2025 geomagnetic storm: operational risk notes for geotechnical project teams
Reviewed by Joe Ashwell

First reported on Geoengineer.org – News
30 Second Briefing
A severe geomagnetic storm forecast for mid-November 2025, rated G4–G5 and driven by multiple coronal mass ejections, is prompting grid operators to pre-emptively isolate selected high-voltage transmission circuits to protect large transformers while keeping consumer supply stable. Induced geomagnetically driven currents in long conductors threaten high‑latitude power networks, with likely temporary shutdowns or derating as protection relays trip on rapid voltage and frequency fluctuations. Satellite-based GPS, high‑frequency radio and mobile networks may suffer timing errors and intermittent loss, stressing geotechnical operations that depend on precise positioning, remote monitoring and emergency communications.
Technical Brief
- Multiple coronal mass ejections are expected to merge en route, increasing disturbance duration and peak geomagnetic field gradients.
- High-latitude transmission networks are singled out as most exposed due to longer line lengths and proximity to auroral electrojets.
- National operators are already rerouting power flows around vulnerable corridors as a formal pre‑event mitigation measure.
- Protection schemes are expected to see frequent nuisance trips as voltage and frequency deviate outside relay tolerance bands.
- Satellite timing errors will directly affect GPS‑based machine control, GNSS survey, and PPP/RTK correction services used on sites.
- Aviation, maritime and emergency services are flagged as priority users for HF and satellite communication contingency planning.
Our Take
Because this G4–G5 geomagnetic storm sits in a Hazards category that has only a handful of stories, it effectively pushes space-weather into the same risk-planning bucket as more familiar geohazards for projects tagged under Safety, especially in regions like the U.S. east coast and South Australia with long linear power and comms infrastructure.

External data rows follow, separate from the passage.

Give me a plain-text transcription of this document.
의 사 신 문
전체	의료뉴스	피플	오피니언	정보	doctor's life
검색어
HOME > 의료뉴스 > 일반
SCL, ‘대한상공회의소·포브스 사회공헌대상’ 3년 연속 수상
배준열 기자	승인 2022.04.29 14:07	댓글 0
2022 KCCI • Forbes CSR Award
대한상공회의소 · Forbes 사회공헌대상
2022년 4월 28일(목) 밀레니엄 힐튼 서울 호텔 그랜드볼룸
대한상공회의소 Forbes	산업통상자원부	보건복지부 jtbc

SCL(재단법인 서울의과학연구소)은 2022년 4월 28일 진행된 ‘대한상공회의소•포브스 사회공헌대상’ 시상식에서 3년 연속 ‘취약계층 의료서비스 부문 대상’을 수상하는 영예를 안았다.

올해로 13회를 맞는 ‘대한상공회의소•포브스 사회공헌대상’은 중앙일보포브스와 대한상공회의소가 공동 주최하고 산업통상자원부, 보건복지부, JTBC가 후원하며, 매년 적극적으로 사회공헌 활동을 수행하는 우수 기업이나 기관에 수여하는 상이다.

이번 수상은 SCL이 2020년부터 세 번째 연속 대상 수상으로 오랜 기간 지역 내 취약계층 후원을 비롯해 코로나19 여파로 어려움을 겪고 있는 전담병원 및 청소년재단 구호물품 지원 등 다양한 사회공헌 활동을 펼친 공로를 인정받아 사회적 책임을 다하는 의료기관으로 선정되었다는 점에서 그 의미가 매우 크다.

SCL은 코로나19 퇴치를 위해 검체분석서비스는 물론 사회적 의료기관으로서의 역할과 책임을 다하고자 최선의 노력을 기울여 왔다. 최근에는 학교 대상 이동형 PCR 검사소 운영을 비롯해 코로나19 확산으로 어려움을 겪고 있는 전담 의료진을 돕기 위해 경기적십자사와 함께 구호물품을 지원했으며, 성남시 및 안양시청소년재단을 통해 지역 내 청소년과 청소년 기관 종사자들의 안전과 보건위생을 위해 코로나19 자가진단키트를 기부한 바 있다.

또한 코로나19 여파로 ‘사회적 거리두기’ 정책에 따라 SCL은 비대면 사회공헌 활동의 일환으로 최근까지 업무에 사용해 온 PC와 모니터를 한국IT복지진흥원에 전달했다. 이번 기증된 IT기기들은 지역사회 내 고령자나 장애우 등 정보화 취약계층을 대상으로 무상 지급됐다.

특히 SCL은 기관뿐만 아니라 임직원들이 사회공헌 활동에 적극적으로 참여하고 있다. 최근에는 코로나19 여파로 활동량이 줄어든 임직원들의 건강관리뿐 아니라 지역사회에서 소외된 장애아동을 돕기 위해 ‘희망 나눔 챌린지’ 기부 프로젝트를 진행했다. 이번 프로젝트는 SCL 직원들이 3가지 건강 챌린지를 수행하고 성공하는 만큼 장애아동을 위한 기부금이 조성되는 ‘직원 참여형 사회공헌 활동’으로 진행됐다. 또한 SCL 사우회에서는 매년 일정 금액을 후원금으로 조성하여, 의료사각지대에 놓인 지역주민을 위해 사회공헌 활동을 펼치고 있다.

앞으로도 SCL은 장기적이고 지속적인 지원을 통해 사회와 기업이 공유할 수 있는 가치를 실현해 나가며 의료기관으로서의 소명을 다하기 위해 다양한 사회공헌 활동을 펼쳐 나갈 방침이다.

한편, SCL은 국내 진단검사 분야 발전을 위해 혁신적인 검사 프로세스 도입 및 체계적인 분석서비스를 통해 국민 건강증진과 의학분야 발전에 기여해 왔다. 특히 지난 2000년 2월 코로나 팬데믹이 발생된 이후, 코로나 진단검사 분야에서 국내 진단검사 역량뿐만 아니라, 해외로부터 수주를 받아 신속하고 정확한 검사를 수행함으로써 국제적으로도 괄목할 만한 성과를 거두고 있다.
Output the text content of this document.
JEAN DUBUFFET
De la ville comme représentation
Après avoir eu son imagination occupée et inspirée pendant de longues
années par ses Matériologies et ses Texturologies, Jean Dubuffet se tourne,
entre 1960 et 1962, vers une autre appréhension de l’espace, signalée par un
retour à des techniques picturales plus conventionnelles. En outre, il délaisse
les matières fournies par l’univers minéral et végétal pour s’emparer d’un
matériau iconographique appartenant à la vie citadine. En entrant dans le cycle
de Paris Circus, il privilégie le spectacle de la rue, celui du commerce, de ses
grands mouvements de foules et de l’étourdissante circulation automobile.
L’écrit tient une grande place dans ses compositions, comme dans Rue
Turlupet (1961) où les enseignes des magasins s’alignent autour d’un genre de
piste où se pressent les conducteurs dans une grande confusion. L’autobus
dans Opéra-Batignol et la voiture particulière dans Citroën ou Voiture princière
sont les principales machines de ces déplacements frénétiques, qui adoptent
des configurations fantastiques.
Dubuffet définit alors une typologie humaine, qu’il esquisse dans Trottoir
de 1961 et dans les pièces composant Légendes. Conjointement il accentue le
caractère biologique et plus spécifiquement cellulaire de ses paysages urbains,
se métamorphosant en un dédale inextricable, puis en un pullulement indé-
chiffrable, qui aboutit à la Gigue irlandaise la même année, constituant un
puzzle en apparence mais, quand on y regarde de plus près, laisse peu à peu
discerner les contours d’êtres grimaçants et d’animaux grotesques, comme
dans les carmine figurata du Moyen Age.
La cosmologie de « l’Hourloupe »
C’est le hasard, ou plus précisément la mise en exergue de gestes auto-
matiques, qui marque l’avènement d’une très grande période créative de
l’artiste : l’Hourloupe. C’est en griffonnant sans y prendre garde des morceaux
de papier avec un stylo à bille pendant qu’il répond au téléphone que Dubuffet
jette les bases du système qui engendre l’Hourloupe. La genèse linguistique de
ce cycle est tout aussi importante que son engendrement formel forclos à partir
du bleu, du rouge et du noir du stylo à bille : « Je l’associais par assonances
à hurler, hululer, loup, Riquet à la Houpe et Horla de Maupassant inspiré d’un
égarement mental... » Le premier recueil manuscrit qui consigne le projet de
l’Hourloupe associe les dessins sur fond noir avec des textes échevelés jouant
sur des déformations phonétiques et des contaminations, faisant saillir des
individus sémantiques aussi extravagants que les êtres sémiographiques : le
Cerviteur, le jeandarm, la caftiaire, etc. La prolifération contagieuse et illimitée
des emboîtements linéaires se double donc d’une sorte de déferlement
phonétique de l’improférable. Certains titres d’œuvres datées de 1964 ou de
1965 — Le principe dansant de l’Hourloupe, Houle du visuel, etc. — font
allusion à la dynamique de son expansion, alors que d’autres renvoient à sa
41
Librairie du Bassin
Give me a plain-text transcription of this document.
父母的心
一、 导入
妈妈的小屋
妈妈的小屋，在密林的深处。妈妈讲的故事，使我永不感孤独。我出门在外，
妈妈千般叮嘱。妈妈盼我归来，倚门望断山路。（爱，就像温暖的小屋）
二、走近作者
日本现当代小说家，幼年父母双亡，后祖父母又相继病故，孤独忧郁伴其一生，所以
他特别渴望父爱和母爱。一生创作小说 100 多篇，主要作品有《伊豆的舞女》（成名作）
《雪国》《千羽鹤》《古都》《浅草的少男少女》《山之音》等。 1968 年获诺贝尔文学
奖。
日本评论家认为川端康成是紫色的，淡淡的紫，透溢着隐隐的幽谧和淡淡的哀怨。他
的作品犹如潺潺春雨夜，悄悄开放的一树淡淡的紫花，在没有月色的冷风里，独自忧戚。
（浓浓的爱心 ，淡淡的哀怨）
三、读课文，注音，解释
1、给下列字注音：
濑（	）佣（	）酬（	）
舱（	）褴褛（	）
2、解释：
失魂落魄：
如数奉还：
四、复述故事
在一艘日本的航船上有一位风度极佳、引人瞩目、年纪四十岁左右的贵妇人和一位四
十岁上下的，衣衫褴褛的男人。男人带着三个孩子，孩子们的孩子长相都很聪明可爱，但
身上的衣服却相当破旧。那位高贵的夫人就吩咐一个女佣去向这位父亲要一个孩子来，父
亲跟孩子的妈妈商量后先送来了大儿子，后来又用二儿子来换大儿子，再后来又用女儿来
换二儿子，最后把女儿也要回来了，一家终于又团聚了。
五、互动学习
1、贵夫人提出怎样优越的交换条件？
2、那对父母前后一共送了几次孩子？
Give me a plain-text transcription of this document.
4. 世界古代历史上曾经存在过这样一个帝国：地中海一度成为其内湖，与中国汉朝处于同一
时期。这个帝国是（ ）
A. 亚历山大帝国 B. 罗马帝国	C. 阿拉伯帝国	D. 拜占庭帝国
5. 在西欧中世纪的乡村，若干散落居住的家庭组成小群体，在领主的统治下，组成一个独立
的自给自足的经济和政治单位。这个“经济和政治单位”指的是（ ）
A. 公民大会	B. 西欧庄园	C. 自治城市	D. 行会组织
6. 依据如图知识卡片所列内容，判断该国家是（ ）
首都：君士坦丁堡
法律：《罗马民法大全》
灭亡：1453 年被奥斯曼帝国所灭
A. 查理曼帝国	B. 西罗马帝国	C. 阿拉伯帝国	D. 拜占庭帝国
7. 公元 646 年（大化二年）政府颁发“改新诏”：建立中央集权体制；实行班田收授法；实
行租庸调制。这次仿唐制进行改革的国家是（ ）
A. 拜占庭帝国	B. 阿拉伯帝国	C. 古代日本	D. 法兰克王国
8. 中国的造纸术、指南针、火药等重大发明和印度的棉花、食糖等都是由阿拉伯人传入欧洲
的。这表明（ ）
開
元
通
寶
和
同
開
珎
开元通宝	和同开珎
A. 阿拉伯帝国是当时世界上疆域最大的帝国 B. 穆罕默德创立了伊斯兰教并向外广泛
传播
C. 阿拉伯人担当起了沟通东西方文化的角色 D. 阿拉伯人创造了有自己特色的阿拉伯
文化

For software-heavy workflows such as GeoStudio 2025.1 and PLAXIS 2025.1, a key implication is the need to validate how geomagnetically induced currents and satellite outages are represented in load and monitoring assumptions, particularly for deep foundations and tunnelling projects like those referenced for Parcel 12 and the Nizhny Novgorod Metro.
The presence of satellite and AI-based monitoring projects (e.g. ‘Satellite Technology and AI: The Future of Dam Monitoring and Disaster Prevention’) in the same project set suggests operators in countries like Iran, Myanmar and New Zealand will need contingency plans for data gaps or false alarms when geomagnetic storms disrupt GNSS and InSAR baselines.
Prepared by collating external sources, AI-assisted tools, and Geomechanics.io’s proprietary mining database, then reviewed for technical accuracy & edited by our geotechnical team.